Applying the foregoing principles, Justice Edmead determined that the Defendants had, in fact, placed their otherwise privileged documents at issue in the litigation and ordered disclosure subject to certain permissible redactions:
Whether this doctrine applies where a landlord alleges that its overcharge of tenants was unwilful, and that it had no way of discerning, at the time it bought the subject property, whether the prior receipt of J-51 benefits placed the subject units within the ambit of rent stabilization, is a novel question of law. The Court finds that the at-issue doctrine does apply in these circumstances.
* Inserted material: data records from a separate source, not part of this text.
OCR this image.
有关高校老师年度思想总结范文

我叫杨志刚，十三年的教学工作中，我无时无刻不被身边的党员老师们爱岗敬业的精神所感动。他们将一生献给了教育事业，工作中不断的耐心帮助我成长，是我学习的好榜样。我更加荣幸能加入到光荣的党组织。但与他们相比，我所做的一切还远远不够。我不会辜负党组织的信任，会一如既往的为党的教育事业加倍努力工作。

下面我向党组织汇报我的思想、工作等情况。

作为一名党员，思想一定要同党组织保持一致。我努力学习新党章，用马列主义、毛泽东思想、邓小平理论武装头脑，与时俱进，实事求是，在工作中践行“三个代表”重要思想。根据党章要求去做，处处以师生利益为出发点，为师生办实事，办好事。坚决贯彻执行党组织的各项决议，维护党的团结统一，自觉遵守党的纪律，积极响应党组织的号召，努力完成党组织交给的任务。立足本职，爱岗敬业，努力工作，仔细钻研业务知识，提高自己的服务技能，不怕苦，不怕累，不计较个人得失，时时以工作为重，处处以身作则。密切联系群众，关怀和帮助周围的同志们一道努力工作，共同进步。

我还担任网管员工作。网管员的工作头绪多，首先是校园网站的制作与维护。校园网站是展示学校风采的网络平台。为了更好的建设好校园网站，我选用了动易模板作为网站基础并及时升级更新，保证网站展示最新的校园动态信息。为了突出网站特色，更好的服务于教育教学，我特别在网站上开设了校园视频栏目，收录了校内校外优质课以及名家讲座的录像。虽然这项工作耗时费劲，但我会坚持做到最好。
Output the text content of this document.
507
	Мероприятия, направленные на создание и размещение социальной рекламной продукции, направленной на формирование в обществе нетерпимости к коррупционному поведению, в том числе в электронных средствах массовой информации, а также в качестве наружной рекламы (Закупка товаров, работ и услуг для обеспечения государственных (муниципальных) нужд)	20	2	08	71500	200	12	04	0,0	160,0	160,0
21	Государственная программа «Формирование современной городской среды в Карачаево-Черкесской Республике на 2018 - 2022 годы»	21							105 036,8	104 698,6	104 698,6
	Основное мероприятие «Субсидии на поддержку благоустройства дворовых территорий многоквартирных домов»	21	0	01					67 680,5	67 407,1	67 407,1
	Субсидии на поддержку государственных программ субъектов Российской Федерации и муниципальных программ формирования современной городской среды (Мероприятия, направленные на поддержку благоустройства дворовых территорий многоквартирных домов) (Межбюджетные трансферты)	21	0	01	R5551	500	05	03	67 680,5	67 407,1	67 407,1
The sale of the subject property was in April 2016, nearly seven years after the Court of Appeals landmark decision in Roberts v. Tishman Speyer (13 N.Y.3d 270 (2009))(holding that landlords receiving J-51 benefits may not luxury deregulate units within buildings receiving such benefit). Moreover, Roberts’ progeny had, by the time of the subject sale, made it clear that the Roberts decision applied retroactively (see Gersten v. 56 7th Ave, 88 A.D.3d 189 (1st Dep’t 2011).
Thus, it is reasonable to conclude that the Buyer Defendants’ Due Diligence Report may contain statements as to the legal status of plaintiffs’ apartments. To the extent that it does, plaintiffs are entitled to a redacted copy of the Due Diligence Report, as this evidence would rebut the Buyer Defendants’ allegations regarding their own ignorance. Failing to order the Buyer Defendants’ to turn over portions of the Due Diligence Report that relate to the legal status of the apartments within the subject property would deprive plaintiffs of vital information relating to an issue that Buyer Defendants have brought into play. Portions of the Due Diligence Report that do not relate to the regulatory status of the apartments remain privileged and are properly redacted [bold added].
The Court’s determination that the Defendants’ election to assert a position which ultimately resulted in the disclosure of otherwise privileged documents serves as a reminder that counsel must maintain a global perspective on the litigation end zone and the ramifications which correspond with the route thereto.